La Legge 5 marzo 1963, n. 292 sulla vaccinazione antitetanica obbligatoria (G.U. 27 marzo 1963, n. 83) all’art. 1 rende obbligatoria la vaccinazione antitetanica per le seguenti categorie di lavoratori dei due sessi più esposti ai rischi dell’infezione tetanica:
  • operai addetti alla manipolazione delle immondizie
  • operai addetti alla fabbricazione della carta e dei cartoni
  • lavoratori del legno
  • metallurgici e metalmeccanici
  • lavoratori agricoli, pastori, allevatori di bestiame
  • stallieri,fantini
  • conciatori
  • sorveglianti e addetti ai lavori di sistemazione e di preparazione delle piste negli ippodromi
  • spazzini, cantonieri, stradini
  • sterratori
  • minatori
  • fornaciai
  • operai e manovali addetti all’edilizia
  • operai e manovali delle ferrovie
  • asfaltisti
  • straccivendoli
  • personale delle ferrovie 
    elencato sotto la voce «personale dell’esercizio» (integrazione della legge sopra citata: D.M. 22 marzo 1975 - G.U. 29 marzo 1975, n. 85)

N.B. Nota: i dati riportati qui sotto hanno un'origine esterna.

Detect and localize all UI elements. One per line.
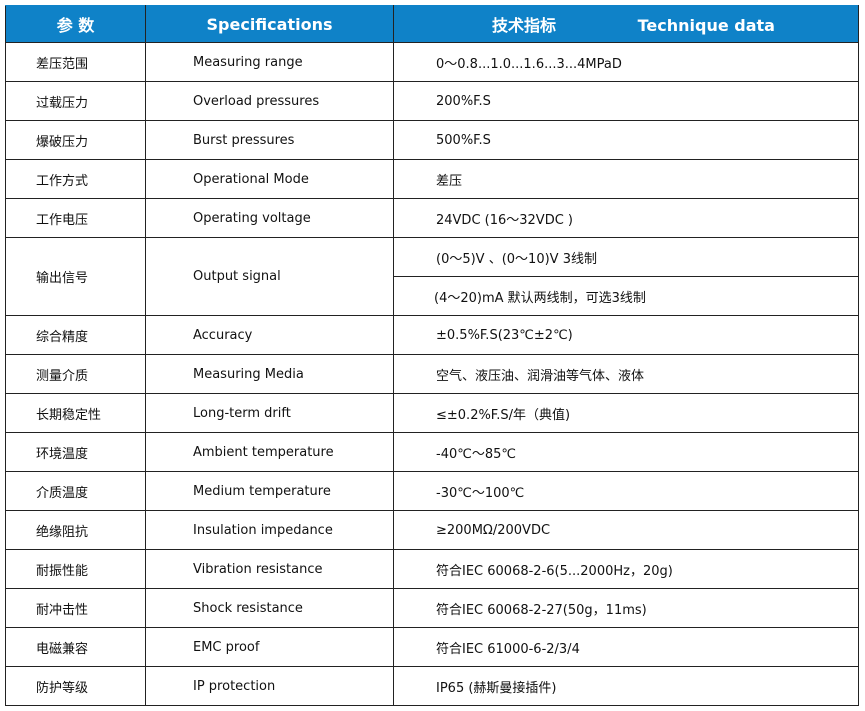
param-cn: 介质温度	[5, 471, 146, 511]
param-value: 差压	[393, 159, 859, 199]
table-row: 测量介质 Measuring Media 空气、液压油、润滑油等气体、液体	[5, 354, 859, 394]
param-value: ≤±0.2%F.S/年（典值)	[393, 393, 859, 433]
param-value: 空气、液压油、润滑油等气体、液体	[393, 354, 859, 394]
table-row: 防护等级 IP protection IP65 (赫斯曼接插件)	[5, 666, 859, 706]
param-en: IP protection	[145, 666, 394, 706]
table-row: 输出信号 Output signal (0～5)V 、(0～10)V 3线制	[5, 237, 859, 316]
table-row: 电磁兼容 EMC proof 符合IEC 61000-6-2/3/4	[5, 627, 859, 667]
param-value: 0～0.8...1.0...1.6...3...4MPaD	[393, 42, 859, 82]
header-tech-cn: 技术指标	[492, 16, 557, 35]
param-cn: 综合精度	[5, 315, 146, 355]
table-row: 工作方式 Operational Mode 差压	[5, 159, 859, 199]
param-en: Long-term drift	[145, 393, 394, 433]
table-row: (4～20)mA 默认两线制，可选3线制	[6, 276, 859, 316]
table-row: 绝缘阻抗 Insulation impedance ≥200MΩ/200VDC	[5, 510, 859, 550]
param-value: 符合IEC 60068-2-27(50g，11ms)	[393, 588, 859, 628]
param-en: Measuring range	[145, 42, 394, 82]
param-value: (4～20)mA 默认两线制，可选3线制	[393, 276, 859, 316]
param-value: 24VDC (16～32VDC )	[393, 198, 859, 238]
table-row: 长期稳定性 Long-term drift ≤±0.2%F.S/年（典值)	[5, 393, 859, 433]
param-value: -30℃～100℃	[393, 471, 859, 511]
param-value: -40℃～85℃	[393, 432, 859, 472]
table-row: 爆破压力 Burst pressures 500%F.S	[5, 120, 859, 160]
param-cn: 耐冲击性	[5, 588, 146, 628]
param-en: Overload pressures	[145, 81, 394, 121]
param-en: Burst pressures	[145, 120, 394, 160]
table-row: 综合精度 Accuracy ±0.5%F.S(23℃±2℃)	[5, 315, 859, 355]
param-value: (0～5)V 、(0～10)V 3线制	[393, 237, 859, 277]
param-value: ±0.5%F.S(23℃±2℃)	[393, 315, 859, 355]
header-spec: Specifications	[145, 5, 394, 43]
param-value: 500%F.S	[393, 120, 859, 160]
table-row: 过载压力 Overload pressures 200%F.S	[5, 81, 859, 121]
header-tech: 技术指标 Technique data	[393, 5, 859, 43]
param-cn: 防护等级	[5, 666, 146, 706]
param-en: Output signal	[145, 237, 394, 316]
table-row: 耐振性能 Vibration resistance 符合IEC 60068-2-6(…	[5, 549, 859, 589]
param-cn: 长期稳定性	[5, 393, 146, 433]
param-cn: 测量介质	[5, 354, 146, 394]
table-row: 工作电压 Operating voltage 24VDC (16～32VDC )	[5, 198, 859, 238]
param-en: Shock resistance	[145, 588, 394, 628]
param-en: EMC proof	[145, 627, 394, 667]
param-en: Medium temperature	[145, 471, 394, 511]
param-cn: 工作电压	[5, 198, 146, 238]
param-en: Measuring Media	[145, 354, 394, 394]
param-value: 200%F.S	[393, 81, 859, 121]
table-row: 耐冲击性 Shock resistance 符合IEC 60068-2-27(50g…	[5, 588, 859, 628]
table-header: 参 数 Specifications 技术指标 Technique data	[5, 5, 859, 43]
param-value: 符合IEC 60068-2-6(5...2000Hz，20g)	[393, 549, 859, 589]
param-cn: 电磁兼容	[5, 627, 146, 667]
header-tech-en: Technique data	[637, 16, 775, 35]
spec-table: 参 数 Specifications 技术指标 Technique data 差…	[5, 5, 859, 706]
param-en: Accuracy	[145, 315, 394, 355]
table-row: 差压范围 Measuring range 0～0.8...1.0...1.6...3…	[5, 42, 859, 82]
param-en: Operating voltage	[145, 198, 394, 238]
header-param: 参 数	[5, 5, 146, 43]
param-cn: 绝缘阻抗	[5, 510, 146, 550]
param-value: ≥200MΩ/200VDC	[393, 510, 859, 550]
param-cn: 环境温度	[5, 432, 146, 472]
param-value: 符合IEC 61000-6-2/3/4	[393, 627, 859, 667]
param-value: IP65 (赫斯曼接插件)	[393, 666, 859, 706]
param-en: Ambient temperature	[145, 432, 394, 472]
param-cn: 差压范围	[5, 42, 146, 82]
param-en: Insulation impedance	[145, 510, 394, 550]
param-en: Vibration resistance	[145, 549, 394, 589]
table-row: 介质温度 Medium temperature -30℃～100℃	[5, 471, 859, 511]
param-cn: 耐振性能	[5, 549, 146, 589]
table-row: 环境温度 Ambient temperature -40℃～85℃	[5, 432, 859, 472]
param-cn: 输出信号	[5, 237, 146, 316]
param-cn: 工作方式	[5, 159, 146, 199]
param-en: Operational Mode	[145, 159, 394, 199]
param-cn: 爆破压力	[5, 120, 146, 160]
param-cn: 过载压力	[5, 81, 146, 121]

  • marittimi e lavoratori portuali (integrazione della legge sopra citata: D.M. 16 settembre 1975 G.U. 22 ottobre 1975, n. 280)
  • per tutti gli sportivi all’atto della affiliazione alle federazioni del CONI Per tali lavoratori la vaccinazione è resa obbligatoria a partire dalle nuove leve di lavoro.